A Lei de Licitações está com seus dias contados para realizar contratação de obras de infraestrutura. A pá de cal sobre a Lei 8.666, em vigor há 22 anos, foi lançada na semana passada, com a aprovação pelo Senado de uma medida provisória que estendeu aos projetos de infraestrutura o chamado Regime Diferenciado de Contração (RDC).
O texto, que agora aguarda apenas sanção da presidente Dilma Rousseff, libera a utilização do modelo simplificado de licitação para contratar qualquer tipo de obra de logística. Dilma apoia o RDC e, há anos, defende a sua adoção para todas as obras públicas.
A nova forma de contratação, porém, está longe de ser uma unanimidade. “Na realidade, o RDC vai contra toda a lógica de transparência que se busca na gestão pública. Vamos passar a contratar projetos complexos e caros, baseados em preços fechados e sem estudos”, diz Carlos Mingione, diretor do Sindicato da Arquitetura e da Engenharia Consultivas (Sinaenco).

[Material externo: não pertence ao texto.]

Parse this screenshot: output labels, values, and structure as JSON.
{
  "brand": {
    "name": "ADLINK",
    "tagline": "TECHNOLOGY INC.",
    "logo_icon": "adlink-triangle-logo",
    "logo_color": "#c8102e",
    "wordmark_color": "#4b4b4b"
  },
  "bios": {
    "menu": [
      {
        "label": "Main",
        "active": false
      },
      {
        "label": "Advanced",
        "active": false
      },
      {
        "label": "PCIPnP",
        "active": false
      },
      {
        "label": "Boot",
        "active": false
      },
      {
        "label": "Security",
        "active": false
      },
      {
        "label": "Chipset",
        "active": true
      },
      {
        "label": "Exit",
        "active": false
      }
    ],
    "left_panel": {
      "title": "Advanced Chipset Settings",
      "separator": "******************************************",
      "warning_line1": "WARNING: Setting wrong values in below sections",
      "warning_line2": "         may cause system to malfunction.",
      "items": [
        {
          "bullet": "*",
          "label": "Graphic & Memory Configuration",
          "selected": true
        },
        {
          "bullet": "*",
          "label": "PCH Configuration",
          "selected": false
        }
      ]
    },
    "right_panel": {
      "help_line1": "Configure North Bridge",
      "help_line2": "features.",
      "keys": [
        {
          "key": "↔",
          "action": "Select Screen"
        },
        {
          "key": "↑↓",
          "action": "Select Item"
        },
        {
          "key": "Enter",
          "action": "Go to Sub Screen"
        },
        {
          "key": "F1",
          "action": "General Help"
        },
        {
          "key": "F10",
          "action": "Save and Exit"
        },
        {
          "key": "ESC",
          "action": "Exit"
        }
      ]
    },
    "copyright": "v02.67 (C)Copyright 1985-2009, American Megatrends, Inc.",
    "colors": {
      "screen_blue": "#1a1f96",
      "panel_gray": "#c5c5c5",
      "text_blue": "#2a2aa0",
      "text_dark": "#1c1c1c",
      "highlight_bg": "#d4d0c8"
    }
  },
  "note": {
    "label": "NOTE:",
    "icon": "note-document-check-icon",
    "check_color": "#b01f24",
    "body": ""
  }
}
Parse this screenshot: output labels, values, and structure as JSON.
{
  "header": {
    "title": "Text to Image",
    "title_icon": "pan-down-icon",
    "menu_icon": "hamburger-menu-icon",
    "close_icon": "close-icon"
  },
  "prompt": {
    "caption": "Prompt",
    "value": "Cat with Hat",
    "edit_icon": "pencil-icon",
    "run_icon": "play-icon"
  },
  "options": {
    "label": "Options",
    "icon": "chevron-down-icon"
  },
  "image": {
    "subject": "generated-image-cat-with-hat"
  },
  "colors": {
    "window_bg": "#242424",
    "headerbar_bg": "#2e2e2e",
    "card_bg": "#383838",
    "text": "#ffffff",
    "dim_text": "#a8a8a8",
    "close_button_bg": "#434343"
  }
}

Sem responsabilidade. Para o vice-presidente do Conselho de Arquitetura e Urbanismo do Brasil (CAU/BR), Anderson Fioreti de Menezes, o modelo é uma forma de o governo se eximir de analisar o que será contratado. “O poder público abre mão de seu dever definir o que vai contratar e deixa essa função para a empresa, importando-se basicamente com o preço que vai pagar.”
A contratação de obras pelo RDC pode ser feita em várias modalidades, mas a que tem sido mais usual – e provoca mais polêmica – é a contratação global, na qual a empresa interessada em determinada obra fica responsável por executar desde os projetos básicos de engenharia do empreendimento, até a especificação de seus materiais e a execução da obra.
Trata-se de uma diferença crucial em relação à Lei de Licitações, na qual cabe ao governo contratar os estudos de engenharia, para depois licitá-lo, conforme as necessidades técnicas apontadas nesses projetos iniciais. Para críticos do RDC, o governo baixa a guarda e abre espaço para que as empreiteiras, em um momento em que deveria mostrar o contrário, por causa das revelações da Operação Lava Jato. “Um projeto bem feito é uma vacina para a corrupção. O que estamos prestes a ver é a abertura total para se fazer qualquer coisa”, diz Mingione, do Sinaenco.
Criado em outubro de 2011, o RDC tinha o propósito de acelerar a contratação de obras da Copa do Mundo e da Olimpíada de 2016. O que se viu em relação à Copa, de fato, é que diversos projetos atrasaram e muitos nem foram entregues até hoje.
Em 2012, o modelo passou a ser fortemente usado em obras do Programa de Aceleração do Crescimento (PAC). O governo afirma que experiências em contratações de obras feitas pelo Departamento Nacional de Infraestrutura de Transportes (Dnit) e pela Infraero garantiram a contratação de uma obra mais barata e em menor tempo, porque etapas são eliminadas. Ao contrário do que ocorre com a 8.666, o RDC só exige avaliação de documentação da empresa que for vencedora da concorrência, em vez de checar a situação de todos os interessados.
Festa de aditivos
Em 2011, quando escândalos de corrupção envolvendo o Dnit e a Valec vieram à tona, a então ministra do Planejamento, Miriam Belchior, chegou a afirmar que o governo passaria a exigir a realização prévia de projetos executivos – e não apenas básicos – para contratação de obras, ou seja, haveria maior rigor no detalhamento técnico das obras, para evitar a festa de aditivos que tomava conta dos contratos. Não aconteceu.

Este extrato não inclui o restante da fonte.